Now, let's make it an equation for easier understanding:
20MB/s / 8KB = 2500 IOPS , or to make it even more clear:
20,000KB/s / 8 KB = 2500 IOPS
If I understood correctly, your point is that the "20MB/s" should be more relevant than the "2500 IOPS", just because they are related. However, the way the above is equation-ed, shows very clearly that IOPS is actually a rate in the equation and it also depends on the record size. So that single same IOPS value (2500) will let you choose among several different "MB/s" and "record size" parameters, as long when they are multiplied the result is still 2500 IOPS. For example:
40MB/s / * 16KB record = 2500 IOPS
80MB/s / * 32KB record = 2500 IOPS
160MB/s * 64KB record = 2500 IOPS
320MB/s * 128K record = 2500 IOPS
So, the same hardware that does 2500 IOPS can do a variety of different "MB/s" throughput, depending on the record size you use. And the record size is something mostly dependent on the kind of application you're using. You might have a DB doing operations around 8KB size each (which is true in most cases) or a streaming application doing 128KB per operation (also true in most cases). So on a system with 2500 IOPS, those two applications would achieve completely different throughput: 20MB/s for the DB and 320MB/s for the streaming.

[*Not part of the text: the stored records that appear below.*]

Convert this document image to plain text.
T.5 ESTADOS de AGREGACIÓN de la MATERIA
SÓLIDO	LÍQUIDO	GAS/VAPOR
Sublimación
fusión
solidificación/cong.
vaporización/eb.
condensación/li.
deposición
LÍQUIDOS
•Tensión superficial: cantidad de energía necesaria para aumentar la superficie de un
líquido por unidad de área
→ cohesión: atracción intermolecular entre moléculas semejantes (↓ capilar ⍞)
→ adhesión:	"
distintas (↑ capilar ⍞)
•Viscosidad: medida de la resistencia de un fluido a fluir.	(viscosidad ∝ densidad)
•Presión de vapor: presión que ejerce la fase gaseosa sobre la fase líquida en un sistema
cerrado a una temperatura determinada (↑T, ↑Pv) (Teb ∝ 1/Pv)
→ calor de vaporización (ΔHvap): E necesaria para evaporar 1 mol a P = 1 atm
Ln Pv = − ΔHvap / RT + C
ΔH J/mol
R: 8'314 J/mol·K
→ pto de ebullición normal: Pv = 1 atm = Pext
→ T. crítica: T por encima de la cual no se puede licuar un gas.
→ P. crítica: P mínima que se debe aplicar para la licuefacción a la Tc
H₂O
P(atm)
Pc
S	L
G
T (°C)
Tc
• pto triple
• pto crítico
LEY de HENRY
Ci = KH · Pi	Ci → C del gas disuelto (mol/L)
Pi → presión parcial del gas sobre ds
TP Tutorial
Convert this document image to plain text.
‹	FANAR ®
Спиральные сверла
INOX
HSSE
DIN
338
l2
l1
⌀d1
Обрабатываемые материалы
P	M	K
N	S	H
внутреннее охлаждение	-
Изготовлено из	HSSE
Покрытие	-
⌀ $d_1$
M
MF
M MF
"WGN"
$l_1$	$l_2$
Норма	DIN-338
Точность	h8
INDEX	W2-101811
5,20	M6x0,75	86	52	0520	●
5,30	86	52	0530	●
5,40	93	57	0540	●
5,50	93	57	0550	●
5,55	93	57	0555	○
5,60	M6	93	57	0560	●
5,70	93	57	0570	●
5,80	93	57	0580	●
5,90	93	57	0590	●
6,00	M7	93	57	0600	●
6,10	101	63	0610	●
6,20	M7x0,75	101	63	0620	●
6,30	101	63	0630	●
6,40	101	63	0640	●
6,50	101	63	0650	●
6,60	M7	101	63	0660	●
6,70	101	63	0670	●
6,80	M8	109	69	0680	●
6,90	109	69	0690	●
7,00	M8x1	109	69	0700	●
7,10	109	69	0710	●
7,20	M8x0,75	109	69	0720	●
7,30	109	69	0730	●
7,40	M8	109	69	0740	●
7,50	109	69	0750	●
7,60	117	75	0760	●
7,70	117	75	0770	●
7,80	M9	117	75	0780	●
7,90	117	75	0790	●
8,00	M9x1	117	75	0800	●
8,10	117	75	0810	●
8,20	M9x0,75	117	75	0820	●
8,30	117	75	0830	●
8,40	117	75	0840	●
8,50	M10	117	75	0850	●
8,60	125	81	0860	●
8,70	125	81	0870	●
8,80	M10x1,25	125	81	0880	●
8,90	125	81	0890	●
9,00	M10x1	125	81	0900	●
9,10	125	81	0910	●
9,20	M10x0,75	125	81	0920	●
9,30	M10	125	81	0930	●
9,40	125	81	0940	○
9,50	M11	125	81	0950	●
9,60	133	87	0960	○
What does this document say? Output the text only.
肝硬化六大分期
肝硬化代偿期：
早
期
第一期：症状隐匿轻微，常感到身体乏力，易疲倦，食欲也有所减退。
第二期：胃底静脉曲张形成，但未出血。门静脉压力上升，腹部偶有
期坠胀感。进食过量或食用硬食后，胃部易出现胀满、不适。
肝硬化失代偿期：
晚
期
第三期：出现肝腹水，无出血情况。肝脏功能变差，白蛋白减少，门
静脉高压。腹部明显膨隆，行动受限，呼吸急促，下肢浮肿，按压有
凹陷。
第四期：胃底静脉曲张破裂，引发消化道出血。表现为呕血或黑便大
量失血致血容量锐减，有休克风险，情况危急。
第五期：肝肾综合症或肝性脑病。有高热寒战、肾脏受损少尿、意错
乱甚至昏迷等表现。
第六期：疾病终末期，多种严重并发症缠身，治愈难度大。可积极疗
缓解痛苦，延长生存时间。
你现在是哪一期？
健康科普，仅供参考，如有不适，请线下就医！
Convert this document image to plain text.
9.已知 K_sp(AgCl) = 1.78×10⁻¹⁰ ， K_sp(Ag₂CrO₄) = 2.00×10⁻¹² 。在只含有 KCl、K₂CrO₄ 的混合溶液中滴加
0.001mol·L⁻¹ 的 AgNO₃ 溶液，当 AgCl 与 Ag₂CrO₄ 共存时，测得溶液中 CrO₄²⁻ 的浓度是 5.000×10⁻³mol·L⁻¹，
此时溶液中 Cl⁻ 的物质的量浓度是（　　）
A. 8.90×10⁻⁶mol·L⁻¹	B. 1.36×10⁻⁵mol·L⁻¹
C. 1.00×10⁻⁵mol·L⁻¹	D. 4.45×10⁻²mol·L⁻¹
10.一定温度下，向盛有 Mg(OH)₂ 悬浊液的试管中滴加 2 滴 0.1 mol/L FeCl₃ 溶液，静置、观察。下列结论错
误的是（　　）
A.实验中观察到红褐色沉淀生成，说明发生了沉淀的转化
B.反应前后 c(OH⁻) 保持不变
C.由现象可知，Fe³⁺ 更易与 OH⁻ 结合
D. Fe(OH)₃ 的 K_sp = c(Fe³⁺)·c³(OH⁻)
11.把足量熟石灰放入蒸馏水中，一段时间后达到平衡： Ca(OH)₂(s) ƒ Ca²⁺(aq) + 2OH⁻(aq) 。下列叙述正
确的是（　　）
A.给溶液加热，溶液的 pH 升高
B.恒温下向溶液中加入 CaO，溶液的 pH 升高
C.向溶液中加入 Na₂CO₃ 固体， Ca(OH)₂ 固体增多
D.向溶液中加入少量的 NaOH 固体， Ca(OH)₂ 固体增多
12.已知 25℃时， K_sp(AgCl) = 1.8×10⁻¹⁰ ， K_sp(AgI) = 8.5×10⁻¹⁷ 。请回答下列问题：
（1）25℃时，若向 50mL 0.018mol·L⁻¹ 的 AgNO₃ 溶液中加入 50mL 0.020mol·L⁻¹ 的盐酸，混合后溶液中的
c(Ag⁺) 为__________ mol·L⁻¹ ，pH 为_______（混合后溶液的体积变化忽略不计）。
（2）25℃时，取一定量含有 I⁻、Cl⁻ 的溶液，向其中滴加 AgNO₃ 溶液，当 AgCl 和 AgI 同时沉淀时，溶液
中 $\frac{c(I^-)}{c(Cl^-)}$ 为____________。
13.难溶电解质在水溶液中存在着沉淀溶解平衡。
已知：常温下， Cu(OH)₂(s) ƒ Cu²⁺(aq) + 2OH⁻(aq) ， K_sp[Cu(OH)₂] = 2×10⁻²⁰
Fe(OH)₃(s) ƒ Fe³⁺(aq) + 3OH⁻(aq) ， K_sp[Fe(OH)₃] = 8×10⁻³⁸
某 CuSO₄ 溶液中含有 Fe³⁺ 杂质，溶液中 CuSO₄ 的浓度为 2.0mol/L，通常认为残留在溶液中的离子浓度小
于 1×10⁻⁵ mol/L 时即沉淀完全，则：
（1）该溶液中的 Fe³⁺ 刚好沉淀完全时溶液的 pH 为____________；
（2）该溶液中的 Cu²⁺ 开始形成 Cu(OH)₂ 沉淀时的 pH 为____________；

Now, if you know how many IOPS your application requires and how many IOPS your hardware provides, it doesn't matter if your application does transactions of 8KB or 128KB (considering you have enough bandwidth of course), you know you can handle the amount of transactions, end of discussion.
Looking form that perspective, the throughput in MB/s is completely irrelevant. Perhaps you're just too focused on a DB application that will always have records sizes around 8KB or so, in which case the throughput in MB/s is definitely simply reciprocal to the amount of IOPS -- because in that very specific situation, you're considering a *fixed* record size, a constant -- making the other two variables directly related.
The only way to make sure you will have enough I/O for all of them is to measure how many operations they all do, regardless of the size, and see if your hardware provides with enough IOPS.
Imagine this example..... You have a Hypervisor hosting 3 Virtual Machines.. Now, each of those VMs would be different: DB server, WEB server, Live Streaming server.. Now, the DB server needs only 20MB/s, the WEB server, only 10MB/s and the Live Streaming VM needs 128MB/s... But each of those VMs would be doing transactions at completely different sizes.. The DB would do transactions using records of 8KB (total 2500 IOPS) the Web would use, lets say, mostly 16KB transactions (625 IOPS) and Live Streaming server would be doing transactions of 128KB in size (around 1000 IOPS).. Together, they all do 128+20+10 = 158MB/s and they do 2500+1000+625 = 4125 IOPS. There are plenty systems out there that can deliver 158MB/s without being capable of doing half of the required 4125 IOPS.
IOPS = Throughput / Recod Size
Throughput = IOPS * Record Size
It's a simple equation. You can't simple ignore one of the parameters and rely merely on another.


It knows nothing of LUNs, only block devices, so that's what I want to measure.